1 Corinthiens 11, 2-16

« Le chef de tout homme, c’est le Christ »

Père Jacques Guillet

Jésus-Christ, l’homme véritable, Christus n° 43, 1964, p. 390s

 

          Le Père qui est tout pour son Fils est le Dieu qui aime les hommes, et qui les aime au point de livrer pour eux son Fils à la mort. En se faisant homme, en naissant de notre race, en s’abandonnant à nos réflexes d’hommes, le Seigneur ne se détache pas du Père, pour trouver dans notre humanité un pôle où s’attacher. Le seul pôle pour lui est le Père, mais, parce qu’il ne peut se détacher de ce pôle, il est attaché à nous d’un lien unique, éternel.

            Il est attaché à nous de toute son humanité, d’une humanité totale, intacte, illimitée, sensible à tout ce qui nous touche, ouvert à tout ce qui nous attire. Mais cet attachement indissoluble et universel qui fait le fond de sa nature d’homme est le fruit de son amour filial pour le Père, le fruit du Saint Esprit. Ce fruit ne peut périr, cette attachement ne peut se rompre. S’il ne dépendait que de son humanité, nous pourrions nous interroger sur sa solidité : quel est l’homme qui n’a jamais trahi son frère, porté atteinte à l’humanité ? En lui, en lui seul, jamais l’humanité n’a cédé. Ayant fait jusqu’au bout l’expérience de notre péché, il meurt en nous pardonnant, trouvant encore en nous de quoi nous aimer. Le seul secret de cet amour, de  cette fidélité absolue, c’est le Père : Je les ai aimés comme tu m’as aimé.

            On comprend pourquoi l’humanité ne peut être pour Jésus un but : il ne peut la voir qu’enveloppée de l’amour de son Père, partageant la joie des Trois Personnes. Le Christ aime l’humanité de l’amour dont il aime son Père, il ne peut servir son Père sans se faire le serviteur de tous les hommes. De l’amour pour son Père à l’amour des hommes, le passage est immédiat, et c’est au nom du Père qu’il se fait. Sa réponse à la question qu’on lui pose sur le plus grand commandement de la Loi est typique : Tu aimeras le Seigneur ton Dieu de tout ton cœur, de toute son âme et de tout son esprit ; voilà le plus grand et le premier commandement. Mais ajoute immédiatement Jésus, il y en a un second qui est semblable au premier, ni marginal, ni secondaire par rapport au premier, mais de même ampleur et de même urgence : Tu aimeras ton prochain comme toi-même.
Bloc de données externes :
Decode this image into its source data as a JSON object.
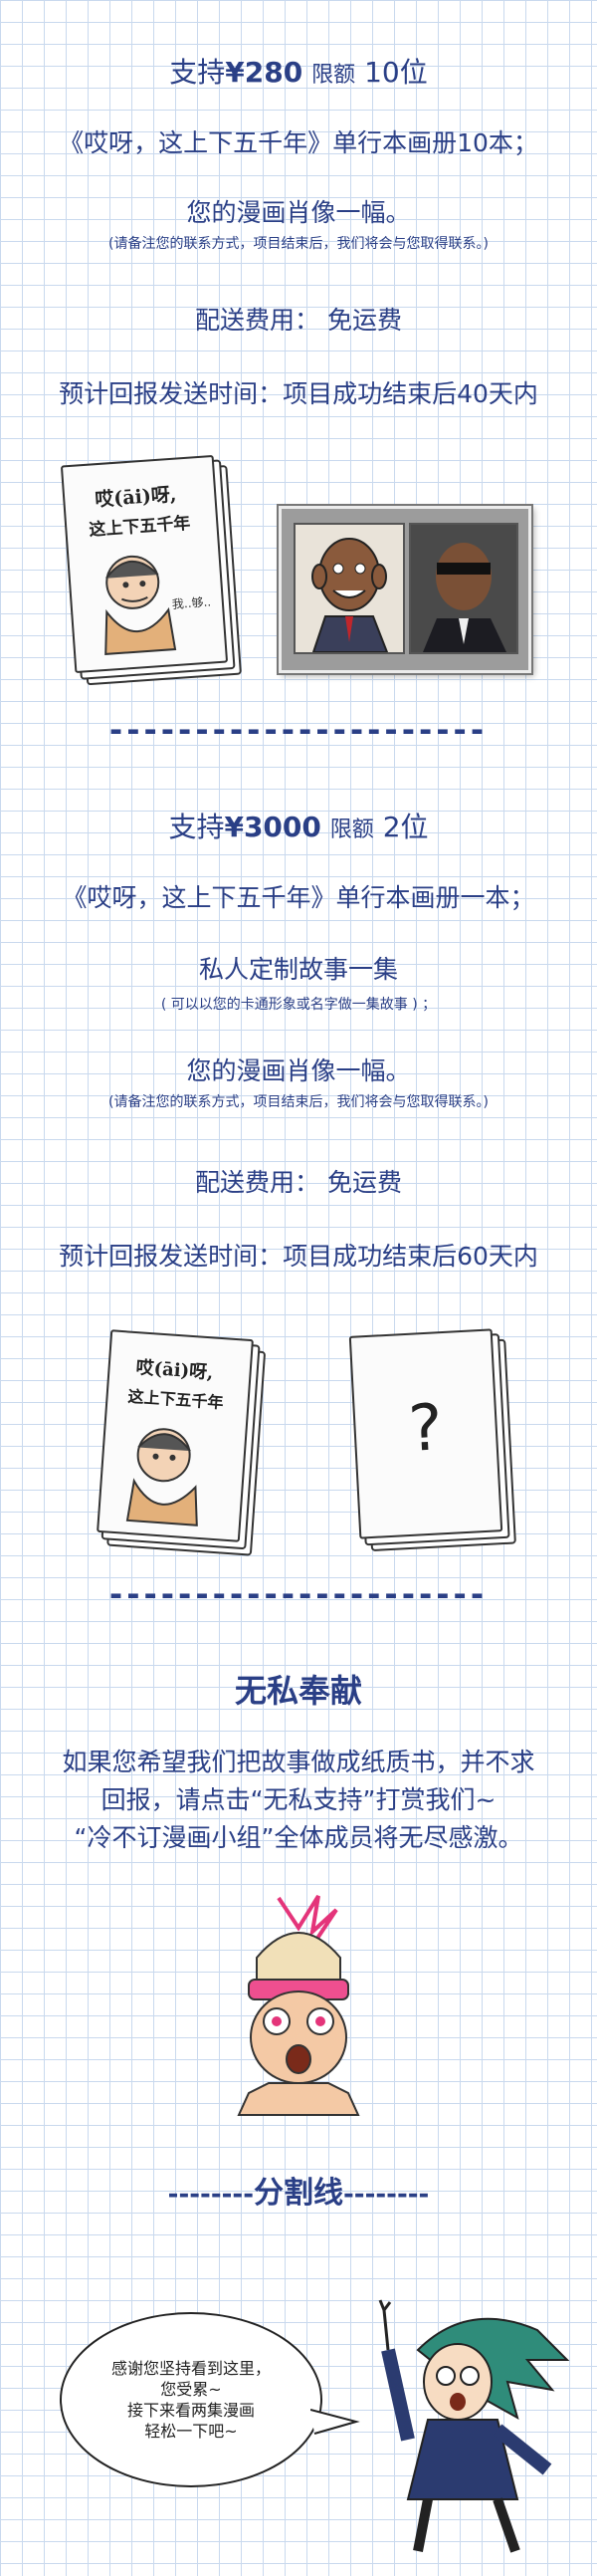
{
  "tier1": {
    "heading_prefix": "支持",
    "heading_amount": "¥280",
    "heading_limit_word": "限额",
    "heading_limit_count": "10位",
    "reward1": "《哎呀，这上下五千年》单行本画册10本；",
    "reward2": "您的漫画肖像一幅。",
    "reward2_note": "(请备注您的联系方式，项目结束后，我们将会与您取得联系。)",
    "shipping": "配送费用： 免运费",
    "delivery": "预计回报发送时间：项目成功结束后40天内",
    "book_title_line1": "哎(āi)呀,",
    "book_title_line2": "这上下五千年",
    "book_speech": "我..够..",
    "divider": "----------------------"
  },
  "tier2": {
    "heading_prefix": "支持",
    "heading_amount": "¥3000",
    "heading_limit_word": "限额",
    "heading_limit_count": "2位",
    "reward1": "《哎呀，这上下五千年》单行本画册一本；",
    "reward2": "私人定制故事一集",
    "reward2_note": "( 可以以您的卡通形象或名字做一集故事 ) ；",
    "reward3": "您的漫画肖像一幅。",
    "reward3_note": "(请备注您的联系方式，项目结束后，我们将会与您取得联系。)",
    "shipping": "配送费用： 免运费",
    "delivery": "预计回报发送时间：项目成功结束后60天内",
    "book_title_line1": "哎(āi)呀,",
    "book_title_line2": "这上下五千年",
    "mystery_mark": "?",
    "divider": "----------------------"
  },
  "selfless": {
    "title": "无私奉献",
    "line1": "如果您希望我们把故事做成纸质书，并不求",
    "line2": "回报，请点击“无私支持”打赏我们~",
    "line3": "“冷不订漫画小组”全体成员将无尽感激。"
  },
  "separator": {
    "dashes_left": "--------",
    "label": "分割线",
    "dashes_right": "--------"
  },
  "ending_bubble": {
    "line1": "感谢您坚持看到这里，",
    "line2": "您受累~",
    "line3": "接下来看两集漫画",
    "line4": "轻松一下吧~"
  },
  "colors": {
    "text": "#2a3f86",
    "grid": "#c9d9ee",
    "background": "#ffffff"
  }
}
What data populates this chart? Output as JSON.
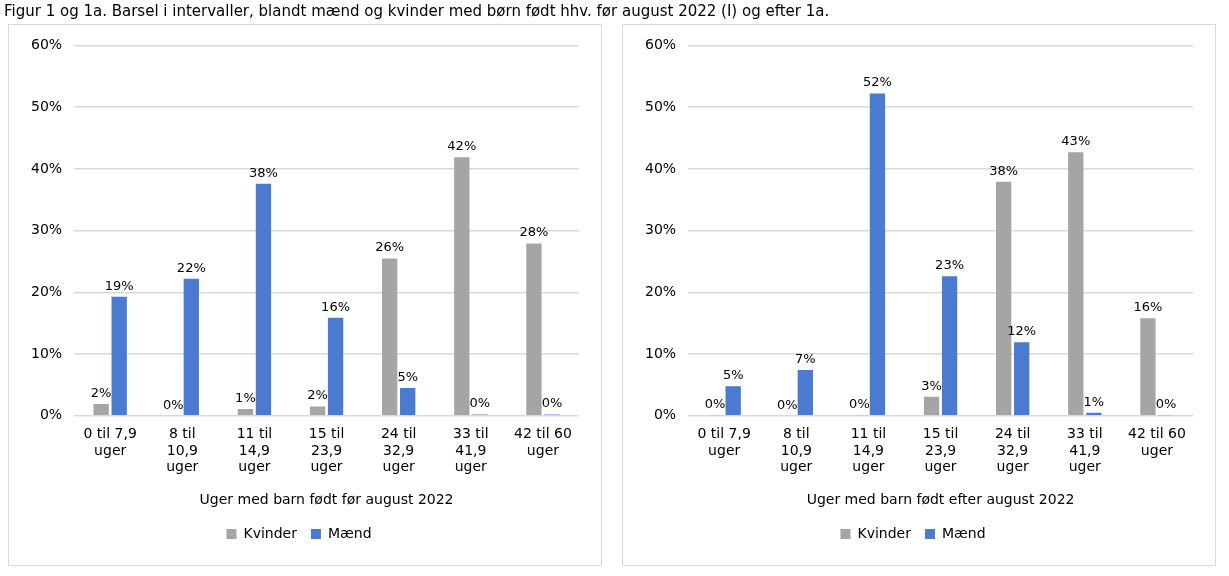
{
  "chart_data": [
    {
      "type": "bar",
      "title": "Figur 1 og 1a. Barsel i intervaller, blandt mænd og kvinder med børn født hhv. før august 2022 (I) og efter 1a.",
      "xlabel": "Uger med barn født før august 2022",
      "categories": [
        "0 til 7,9 uger",
        "8 til 10,9 uger",
        "11 til 14,9 uger",
        "15 til 23,9 uger",
        "24 til 32,9 uger",
        "33 til 41,9 uger",
        "42 til 60 uger"
      ],
      "series": [
        {
          "name": "Kvinder",
          "color": "#a5a5a5",
          "values": [
            1.9,
            0,
            1.1,
            1.5,
            25.5,
            41.9,
            27.9
          ],
          "value_labels": [
            "2%",
            "0%",
            "1%",
            "2%",
            "26%",
            "42%",
            "28%"
          ]
        },
        {
          "name": "Mænd",
          "color": "#4a7bd0",
          "values": [
            19.3,
            22.2,
            37.6,
            15.9,
            4.5,
            0.2,
            0.2
          ],
          "value_labels": [
            "19%",
            "22%",
            "38%",
            "16%",
            "5%",
            "0%",
            "0%"
          ]
        }
      ],
      "ylim": [
        0,
        60
      ],
      "yticks": [
        {
          "value": 0,
          "label": "0%"
        },
        {
          "value": 10,
          "label": "10%"
        },
        {
          "value": 20,
          "label": "20%"
        },
        {
          "value": 30,
          "label": "30%"
        },
        {
          "value": 40,
          "label": "40%"
        },
        {
          "value": 50,
          "label": "50%"
        },
        {
          "value": 60,
          "label": "60%"
        }
      ],
      "grid": "y",
      "legend": "bottom"
    },
    {
      "type": "bar",
      "xlabel": "Uger med barn født efter august 2022",
      "categories": [
        "0 til 7,9 uger",
        "8 til 10,9 uger",
        "11 til 14,9 uger",
        "15 til 23,9 uger",
        "24 til 32,9 uger",
        "33 til 41,9 uger",
        "42 til 60 uger"
      ],
      "series": [
        {
          "name": "Kvinder",
          "color": "#a5a5a5",
          "values": [
            0.1,
            0,
            0.1,
            3.1,
            37.9,
            42.7,
            15.8
          ],
          "value_labels": [
            "0%",
            "0%",
            "0%",
            "3%",
            "38%",
            "43%",
            "16%"
          ]
        },
        {
          "name": "Mænd",
          "color": "#4a7bd0",
          "values": [
            4.8,
            7.4,
            52.2,
            22.6,
            11.9,
            0.5,
            0.1
          ],
          "value_labels": [
            "5%",
            "7%",
            "52%",
            "23%",
            "12%",
            "1%",
            "0%"
          ]
        }
      ],
      "ylim": [
        0,
        60
      ],
      "yticks": [
        {
          "value": 0,
          "label": "0%"
        },
        {
          "value": 10,
          "label": "10%"
        },
        {
          "value": 20,
          "label": "20%"
        },
        {
          "value": 30,
          "label": "30%"
        },
        {
          "value": 40,
          "label": "40%"
        },
        {
          "value": 50,
          "label": "50%"
        },
        {
          "value": 60,
          "label": "60%"
        }
      ],
      "grid": "y",
      "legend": "bottom"
    }
  ]
}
            Voilà pourquoi la victoire du Christ ressuscité est la victoire de l’homme. Non seulement il est capable d’être auprès de chaque homme le compagnon de marche et de travail, l’ami toujours proche, mais il est devenu l’esprit vivifiant de l’humanité nouvelle. Jésus Christ construit l’humanité, il rassemble les générations, il fait l’homme, il est l’homme.